Homélie du 10ème dimanche ordinaire C (Père Jacques Weisshaupt)

5 Jun 2016

 

Luc 7, 11-17

Frères et sœurs,

 

            Dans l’évangile d’aujourd’hui, nous sommes témoins de cette bouleversante rencontre que fait Jésus avec cette femme doublement en détresse : elle est veuve et elle vient de perdre son fils unique. Cette femme de Naïn est entourée d’une grande foule de la ville. Nous voyons en fait deux foules se rencontrer, le groupe des disciples autour de Jésus et celui que forment les gens de la ville autour de la veuve accompagnant son fils mort. Cet évangile nous invite tout particulièrement à découvrir l’amour prévenant  et vivifiant du Seigneur et à lui faire confiance avec la force de son Esprit… « Ne pleure pas ! »… « Jeune homme, je te l’ordonne, lève-toi » « Dieu a visité son peuple ».

 

Après ces réflexions plus générales, prenons encore un peut de temps pour entrer dans la contemplation de cette scène d’évangile.

Nous pouvons y découvrir l’importance du regard et de la manière de regarder de Jésus. Jésus nous montre comment regarder avec les yeux de Dieu, et bien des moments-clés de l’évangile de Luc nous le montrent avec force.

 

Jésus voit, Jésus est pris de pitié, Jésus s’approche, Jésus touche, guérit et remet debout. C’est l’attitude du père de la parabole du fils prodigue, c’est l’engagement du bon samaritain… c’est la démarche de Jésus ici, c’est toute sa vie d’annonce de la Bonne Nouvelle.

 

« Voyant cette femme, le Seigneur fut saisi de compassion pour elle. » Un regard. Celui de Jésus ? Mieux, nous dit Luc, celui du Seigneur. C’est un regard humain qui dit quelque chose de Dieu, la compassion du Seigneur pour cette femme. Demandons au cours de notre célébration de voir avec le regard de Jésus et que nous sortions de l’indifférence qui peut toujours nous guetter.

Ce regard attentif suscitera en nous la compassion et permettra une rencontre en vérité. La compassion dans le regard de Jésus qui croise celui de la veuve éplorée. La compassion exprimée dans une parole pleine de délicatesse ; une compassion qui se traduit par une parole, simple, humaine, délicate… divine : « Ne pleure pas ». Les yeux de Jésus croisent ceux de la femme éplorée. Jésus lui partage une parole de réconfort. Voilà que les deux foules qui entourent Jésus s’arrêtent. Cette marche confrontée à la mort est interrompue. Faire route avec Jésus passe donc par des temps de recueillement, de contemplation et de compassion. Des temps où son Esprit brise les enfermements de nos mutismes pour susciter la parole de consolation.

 

Regard, parole, geste : voir, parler, toucher. A la parole, Jésus joint le geste. Il s’approche du cercueil et le touche de ses mains. L’effet est immédiat : les porteurs s’arrêtent. Tout le monde maintenant est à l’arrêt. Le temps semble semble comme suspendu. Jésus se fait tout proche, il touche à la mort sans se laisser paralyser. Notre célébration nous met au diapason de Celui qui est pour chacun de nous la résurrection et la vie !

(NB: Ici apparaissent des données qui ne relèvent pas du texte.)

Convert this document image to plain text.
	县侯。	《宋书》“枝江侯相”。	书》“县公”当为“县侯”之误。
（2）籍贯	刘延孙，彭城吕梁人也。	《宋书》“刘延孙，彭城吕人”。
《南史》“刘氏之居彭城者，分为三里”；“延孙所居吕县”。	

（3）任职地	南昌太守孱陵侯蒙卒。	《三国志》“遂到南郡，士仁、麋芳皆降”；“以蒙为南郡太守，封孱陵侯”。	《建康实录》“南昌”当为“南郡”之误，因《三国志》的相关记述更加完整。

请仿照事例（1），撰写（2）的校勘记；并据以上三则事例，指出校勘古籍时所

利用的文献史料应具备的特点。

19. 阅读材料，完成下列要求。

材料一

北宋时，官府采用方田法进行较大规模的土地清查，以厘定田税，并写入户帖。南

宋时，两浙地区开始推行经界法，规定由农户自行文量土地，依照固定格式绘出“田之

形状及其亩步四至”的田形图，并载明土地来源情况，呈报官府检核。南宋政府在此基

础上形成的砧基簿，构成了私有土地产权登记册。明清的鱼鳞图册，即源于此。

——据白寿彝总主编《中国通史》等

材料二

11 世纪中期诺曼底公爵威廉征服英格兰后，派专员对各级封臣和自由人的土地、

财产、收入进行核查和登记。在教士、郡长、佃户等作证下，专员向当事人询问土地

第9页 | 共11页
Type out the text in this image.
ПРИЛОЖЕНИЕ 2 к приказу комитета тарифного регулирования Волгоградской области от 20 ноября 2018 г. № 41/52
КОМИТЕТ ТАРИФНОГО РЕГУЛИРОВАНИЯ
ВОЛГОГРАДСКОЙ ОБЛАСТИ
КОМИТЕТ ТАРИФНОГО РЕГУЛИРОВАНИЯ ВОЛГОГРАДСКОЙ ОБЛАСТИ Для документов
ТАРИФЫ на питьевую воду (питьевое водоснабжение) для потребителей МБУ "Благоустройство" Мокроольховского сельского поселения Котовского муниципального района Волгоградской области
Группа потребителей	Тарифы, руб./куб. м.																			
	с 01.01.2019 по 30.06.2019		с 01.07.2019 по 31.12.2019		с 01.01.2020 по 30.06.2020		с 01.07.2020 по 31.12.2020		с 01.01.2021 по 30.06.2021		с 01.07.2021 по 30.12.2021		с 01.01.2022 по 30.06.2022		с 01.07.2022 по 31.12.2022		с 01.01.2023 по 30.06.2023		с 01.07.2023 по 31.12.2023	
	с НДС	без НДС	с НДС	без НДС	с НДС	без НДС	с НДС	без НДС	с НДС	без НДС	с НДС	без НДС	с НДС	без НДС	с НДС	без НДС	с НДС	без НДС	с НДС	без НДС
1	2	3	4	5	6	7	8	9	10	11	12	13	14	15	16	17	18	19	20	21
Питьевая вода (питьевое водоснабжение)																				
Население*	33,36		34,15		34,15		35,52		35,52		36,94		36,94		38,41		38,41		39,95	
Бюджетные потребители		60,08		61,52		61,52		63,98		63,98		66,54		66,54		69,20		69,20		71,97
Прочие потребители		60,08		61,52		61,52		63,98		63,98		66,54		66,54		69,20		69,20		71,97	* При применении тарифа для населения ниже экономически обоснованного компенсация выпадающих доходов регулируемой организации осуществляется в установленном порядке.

En effet, Jésus, s’adressant, non à la veuve, mais au jeune homme mort, parle directement à la mort elle-même !

Mieux, il donne un ordre auquel le jeune homme ne peut qu’obéir. « Lève-toi ! » Alors, écrit Luc, « le mort se redressa et se mit à parler ».

 

La souveraineté de Jésus éclate au grand jour. Pour signifier cette souveraineté, Luc utilise les verbes que les premiers chrétiens utilisent pour parler de la résurrection : se lever, se redresser, se réveiller …

Même la mort ne peut désobéir aux ordres du Seigneur Jésus, confiance  et levons-nous !

 

Ainsi donc, l’épisode raconté par Luc conduit au cœur de la foi : la résurrection des morts. Les témoins de la scène ne s’y sont pas trompés. Leur exclamation – « Un grand prophète s’est levé parmi nous » - fait directement référence au prophète Elie, le seul a avoir rendu la vie à un mort (ce que nous rappelle la première lecture). Mais Jésus est bien plus qu’Elie ; il est bien plus qu’un prophète : il est Fils de Dieu. Mais cela, nous n’avons pu le reconnaître qu’en suivant Jésus jusqu’au bout : à la croix, au tombeau et à la résurrection. Jésus est le premier ressuscité d’entre les morts. D’autres suivront… Comme nous-mêmes aussi.  N’est-ce pas ce qui nous rassemmble chaque dimanche dans l’action de grâce ? La mort et la résurrection de Jésus annoncent en effet ce Dieu de compassion qui attend chacun de nous.